His fingers were like satin against my skin, so I could see what he meant.
Bella here is clearly talking about perception. The "soft skin" she mentions is her skin yielding to his when she was human. Bella already knows that Edward feels soft to her and likely vice versa. Edward is confirming that the soft feel of her skin is sufficient for him, even as she knows her true softness has been lost. Bella doesn't say "I could see he was right (duh, I am still soft and yielding to his touch)", she says "I could see what he meant". It clicks in her head, "I feel soft to him as he feels soft to me."
If vampire to vampire contact is similar to human contact, then Bella's experience with Edward would be more akin to Edward entering the human world than Bella entering the vampire world. Bella's experience with her own self would be remarkably unchanged. She would not perceive herself as having the hardness of stone except when dealing exclusively with the non-vampire elements of the world. She would not be as concerned about losing her "softness". And she would have certainly brought it up explicitly (that's my opinion only). But SM never once gives us anything definitive to actually support that theory.
Stephenie is very clever, though, in the way she writes BD. Bella becoming a vampire is adjustment enough. SM doesn't want to throw too much at us. Introducing our couple as diamond-hard lovers making ticking sounds when they kiss was something to be avoided, it is disrupting to the romance and takes us out of the story. Too much information imparted here would also lead to questions concerning that night in the cottage, and SM would be forced to provide more detail. Instead, she is very coy in presenting the information, always highlighting how soft the skin feels whenever she also tells us how hard the skin is.
One other thing I thought was notable. Bella is literally fearless in her new world. She gives no thought at all to danger. She doesn't think twice about attacking that mountain lion or having its claws rake against her skin. There is no doubt in her mind that she is completely invulnerable. She doesn't ever have second thoughts. That is consistent with Bella being like a marble statue in her new world, even in her interactions with Edward. If she had actually felt truly soft to herself or to Edward, I'd think that would introduce some doubt in her mind. Bella doesn't act as if she is intellectually aware of her invulnerability but is getting some mixed signals and needs to test things out, she acts as if there isn't the slightest possibility or concept of even needing a test.

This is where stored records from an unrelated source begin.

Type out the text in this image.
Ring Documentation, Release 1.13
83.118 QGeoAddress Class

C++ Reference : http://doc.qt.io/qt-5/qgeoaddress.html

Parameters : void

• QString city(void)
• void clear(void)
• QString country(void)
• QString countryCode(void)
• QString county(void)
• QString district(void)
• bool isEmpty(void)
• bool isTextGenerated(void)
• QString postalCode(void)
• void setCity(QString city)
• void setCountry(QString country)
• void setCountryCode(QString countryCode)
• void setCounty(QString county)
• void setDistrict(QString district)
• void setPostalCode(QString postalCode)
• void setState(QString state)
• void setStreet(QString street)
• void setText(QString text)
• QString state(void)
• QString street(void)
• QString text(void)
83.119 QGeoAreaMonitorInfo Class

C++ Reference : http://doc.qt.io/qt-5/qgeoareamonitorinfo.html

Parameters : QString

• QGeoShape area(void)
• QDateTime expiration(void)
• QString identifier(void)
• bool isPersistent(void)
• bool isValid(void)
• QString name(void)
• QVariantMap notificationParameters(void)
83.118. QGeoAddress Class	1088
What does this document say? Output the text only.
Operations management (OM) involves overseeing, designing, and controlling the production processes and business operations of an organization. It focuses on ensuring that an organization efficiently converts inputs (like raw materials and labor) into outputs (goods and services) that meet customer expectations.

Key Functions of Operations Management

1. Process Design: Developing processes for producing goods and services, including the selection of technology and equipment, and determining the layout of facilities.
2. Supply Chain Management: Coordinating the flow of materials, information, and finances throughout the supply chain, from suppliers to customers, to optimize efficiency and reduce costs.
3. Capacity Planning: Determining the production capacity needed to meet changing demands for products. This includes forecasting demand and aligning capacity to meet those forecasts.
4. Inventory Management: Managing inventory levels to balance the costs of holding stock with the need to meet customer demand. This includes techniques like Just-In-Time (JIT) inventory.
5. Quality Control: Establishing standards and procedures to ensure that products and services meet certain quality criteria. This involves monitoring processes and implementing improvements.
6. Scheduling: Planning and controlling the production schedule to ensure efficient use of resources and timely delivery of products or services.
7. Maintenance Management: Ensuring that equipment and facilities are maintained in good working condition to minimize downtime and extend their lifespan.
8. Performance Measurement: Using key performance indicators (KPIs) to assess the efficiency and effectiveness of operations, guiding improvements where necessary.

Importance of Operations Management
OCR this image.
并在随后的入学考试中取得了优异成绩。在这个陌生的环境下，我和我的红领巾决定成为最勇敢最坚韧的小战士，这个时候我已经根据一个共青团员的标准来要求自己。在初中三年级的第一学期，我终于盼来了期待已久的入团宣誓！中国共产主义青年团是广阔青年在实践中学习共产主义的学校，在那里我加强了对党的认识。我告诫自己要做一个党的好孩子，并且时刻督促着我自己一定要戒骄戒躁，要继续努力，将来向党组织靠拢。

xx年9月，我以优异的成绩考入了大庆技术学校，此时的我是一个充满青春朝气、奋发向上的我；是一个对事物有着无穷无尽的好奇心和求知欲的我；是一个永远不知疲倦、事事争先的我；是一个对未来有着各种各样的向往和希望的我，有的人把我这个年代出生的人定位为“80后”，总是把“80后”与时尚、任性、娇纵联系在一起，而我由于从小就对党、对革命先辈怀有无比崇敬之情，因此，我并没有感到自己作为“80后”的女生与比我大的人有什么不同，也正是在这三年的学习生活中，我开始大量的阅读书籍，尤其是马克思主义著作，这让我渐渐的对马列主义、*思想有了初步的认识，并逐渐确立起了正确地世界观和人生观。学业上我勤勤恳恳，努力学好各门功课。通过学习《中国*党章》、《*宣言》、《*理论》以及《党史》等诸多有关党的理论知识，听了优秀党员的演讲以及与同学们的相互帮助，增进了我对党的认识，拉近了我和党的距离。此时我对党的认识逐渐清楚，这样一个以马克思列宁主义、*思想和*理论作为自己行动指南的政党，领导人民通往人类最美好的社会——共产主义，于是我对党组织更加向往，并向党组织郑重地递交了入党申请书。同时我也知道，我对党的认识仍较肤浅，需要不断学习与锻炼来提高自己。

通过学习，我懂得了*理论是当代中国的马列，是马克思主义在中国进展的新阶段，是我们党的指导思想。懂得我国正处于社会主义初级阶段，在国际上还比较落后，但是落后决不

smitten_by_twilight wrote:I think that vampiric "soft" tissue could be as readily moved by other vamps as by oneself. A human can push up the corner of another human's mouth, but a jellyfish could not do that. Similarly, one vamp should be able to (so to speak) make a dent in another, push and indent the soft tissue at least a bit.
That was my interpretation for a long time. Since we are talking about impossibilities in any scenario, you have to pick and choose which one you can accept and which one you can't. Even if marble statues can walk and talk and appear to be human, they still can't make love unless something gives way, so we must be talking about some completely unknown physical laws applicable only to vampires. That makes the vampire sex conceptually understandable to us (diamond hard to everything else except other vampires), but still leaves some pretty massive problems for human to vampire sex (even for B&E).
Per Bella's comments the day after her honeymoon night, her pleasant exhaustion, and the extent of her bruising, I would say there was absolutely no "marble statue" difficulties in one area. One very specific thing functioned in a completely normal way. It isn't much of a leap to conceive that the Denalis also function in one area as "normal" enough to interact with humans. If that is true, then there isn't any technical need left for vampire to vampire contact being "as human" in order to explain sex.